En el Perú deberíamos imitar ese ejemplo y así mejorar los índices de confianza que, según Latinobarómetro, son los más bajos de la región. En vez de eso, todos los días asistimos al triste espectáculo de políticos que niegan descaradamente lo que han hecho o intentan las explicaciones más inverosímiles para justificar lo que saben que es incorrecto. Felizmente la prensa es cada día más acuciosa y más independiente, porque los ciudadanos aspiran a la verdad. Es cierto también que se han hecho ciertos progresos en materia de transparencia de la información pública, como en lo referido a impuestos, títulos universitarios, propiedades, procesos judiciales y registro migratorio. Para bien o para mal, las redes sociales difunden al instante videos o audios que son captados por el más simple de los celulares, de manera que cada día se hace más vigente la vieja advertencia de Ricardo Palma: “Para mentir y comer pescado, hay que tener mucho cuidado”. Lo han aprendido a sus expensas quienes creyeron que podían vacunarse sin que se sepa, en Lima, Loreto o Miami.

Sin embargo, todo el edificio de la credibilidad reposa sobre la independencia y la imparcialidad de la Justicia. Cuando las mentiras intentan disimular la comisión de delitos, necesitamos confiar en una autoridad encargada de establecer la verdad de los hechos y fijar las sanciones que corresponda. Esa función jurisdiccional ha adquirido en el Perú una relevancia excepcional, porque se trata de juzgar a los últimos cinco presidentes que han llegado al poder supremo con el voto de los ciudadanos. Por eso es grave que la Corte Suprema de Brasil haya definido que el juez Sergio Moro actuó con “parcialidad” cuando investigó al expresidente Lula. La actuación de Moro es tanto más cuestionable que después de haber impedido judicialmente la candidatura de Lula, se convirtió en el ministro de Justicia de Jair Bolsonaro. Si la justicia brasileña anula las confesiones de los actores del caso Lava Jato, las consecuencias podrían alcanzar al testimonio de ejecutivos brasileños ante fiscales peruanos.

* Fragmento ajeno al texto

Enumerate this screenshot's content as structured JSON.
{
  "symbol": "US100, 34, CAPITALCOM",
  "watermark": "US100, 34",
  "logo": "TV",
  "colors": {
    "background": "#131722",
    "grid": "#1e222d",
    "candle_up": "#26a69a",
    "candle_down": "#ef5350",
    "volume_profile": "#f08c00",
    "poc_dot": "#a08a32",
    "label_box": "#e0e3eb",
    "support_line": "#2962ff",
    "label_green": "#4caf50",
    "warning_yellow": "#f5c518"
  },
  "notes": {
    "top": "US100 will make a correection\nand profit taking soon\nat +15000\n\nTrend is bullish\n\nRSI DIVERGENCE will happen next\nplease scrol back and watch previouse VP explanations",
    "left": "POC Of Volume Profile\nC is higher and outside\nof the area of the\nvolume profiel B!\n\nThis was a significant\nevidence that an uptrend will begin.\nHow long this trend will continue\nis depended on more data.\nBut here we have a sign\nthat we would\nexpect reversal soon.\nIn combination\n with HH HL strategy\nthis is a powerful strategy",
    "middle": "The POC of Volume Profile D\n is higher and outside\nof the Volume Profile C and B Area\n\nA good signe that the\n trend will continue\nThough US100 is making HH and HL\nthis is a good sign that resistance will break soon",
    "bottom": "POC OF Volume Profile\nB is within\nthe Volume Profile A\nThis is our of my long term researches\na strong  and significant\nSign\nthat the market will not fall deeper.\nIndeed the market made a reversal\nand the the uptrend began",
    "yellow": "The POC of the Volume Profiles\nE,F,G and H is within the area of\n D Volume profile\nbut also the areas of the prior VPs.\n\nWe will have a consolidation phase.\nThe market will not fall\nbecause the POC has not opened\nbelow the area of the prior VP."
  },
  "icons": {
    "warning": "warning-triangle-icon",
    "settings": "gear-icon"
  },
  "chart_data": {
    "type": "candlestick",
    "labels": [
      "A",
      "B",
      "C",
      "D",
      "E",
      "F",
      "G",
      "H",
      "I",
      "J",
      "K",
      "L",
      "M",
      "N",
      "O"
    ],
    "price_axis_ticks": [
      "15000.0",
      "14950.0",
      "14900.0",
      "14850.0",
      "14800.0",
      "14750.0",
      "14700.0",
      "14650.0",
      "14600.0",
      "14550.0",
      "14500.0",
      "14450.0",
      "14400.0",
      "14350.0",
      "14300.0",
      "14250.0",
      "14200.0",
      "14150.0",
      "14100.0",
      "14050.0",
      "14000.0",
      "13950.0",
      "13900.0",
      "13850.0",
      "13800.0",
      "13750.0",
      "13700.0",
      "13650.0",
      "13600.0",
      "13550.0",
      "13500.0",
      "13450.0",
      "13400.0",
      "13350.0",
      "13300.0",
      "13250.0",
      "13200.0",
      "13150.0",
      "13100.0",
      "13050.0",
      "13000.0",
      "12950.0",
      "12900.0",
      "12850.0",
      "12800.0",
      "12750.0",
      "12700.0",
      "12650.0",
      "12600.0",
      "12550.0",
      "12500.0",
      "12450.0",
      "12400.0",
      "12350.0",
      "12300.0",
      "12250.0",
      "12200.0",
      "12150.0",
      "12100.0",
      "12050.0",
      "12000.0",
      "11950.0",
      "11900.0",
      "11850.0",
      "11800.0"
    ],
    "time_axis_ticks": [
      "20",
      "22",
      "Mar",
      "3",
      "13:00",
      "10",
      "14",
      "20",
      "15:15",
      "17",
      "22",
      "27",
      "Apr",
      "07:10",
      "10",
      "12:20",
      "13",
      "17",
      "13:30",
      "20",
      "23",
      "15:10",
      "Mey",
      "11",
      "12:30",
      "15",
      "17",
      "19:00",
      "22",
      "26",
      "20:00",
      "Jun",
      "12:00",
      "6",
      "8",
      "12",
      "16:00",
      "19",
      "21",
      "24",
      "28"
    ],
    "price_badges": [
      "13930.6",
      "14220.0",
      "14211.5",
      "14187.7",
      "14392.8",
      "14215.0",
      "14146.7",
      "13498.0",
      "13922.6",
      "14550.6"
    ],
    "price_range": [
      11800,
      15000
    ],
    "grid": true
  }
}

Los psicólogos discuten si mentir corresponde a una disposición “natural” de los niños, a través de la que forjarían su identidad, su manejo de la ficción y su distanciamiento del mundo. Lo seguro es que la idea misma de la educación reposa sobre la posibilidad de compartir un mundo común, que cada uno percibe a la medida de su inteligencia y su honestidad. Una persona educada es alguien que ha aprendido a no mentir. Corresponde concluir con una célebre cita de otro canciller alemán, Otto von Bismarck: “Nunca se miente más que después de un día de caza, durante la guerra y antes de las elecciones”.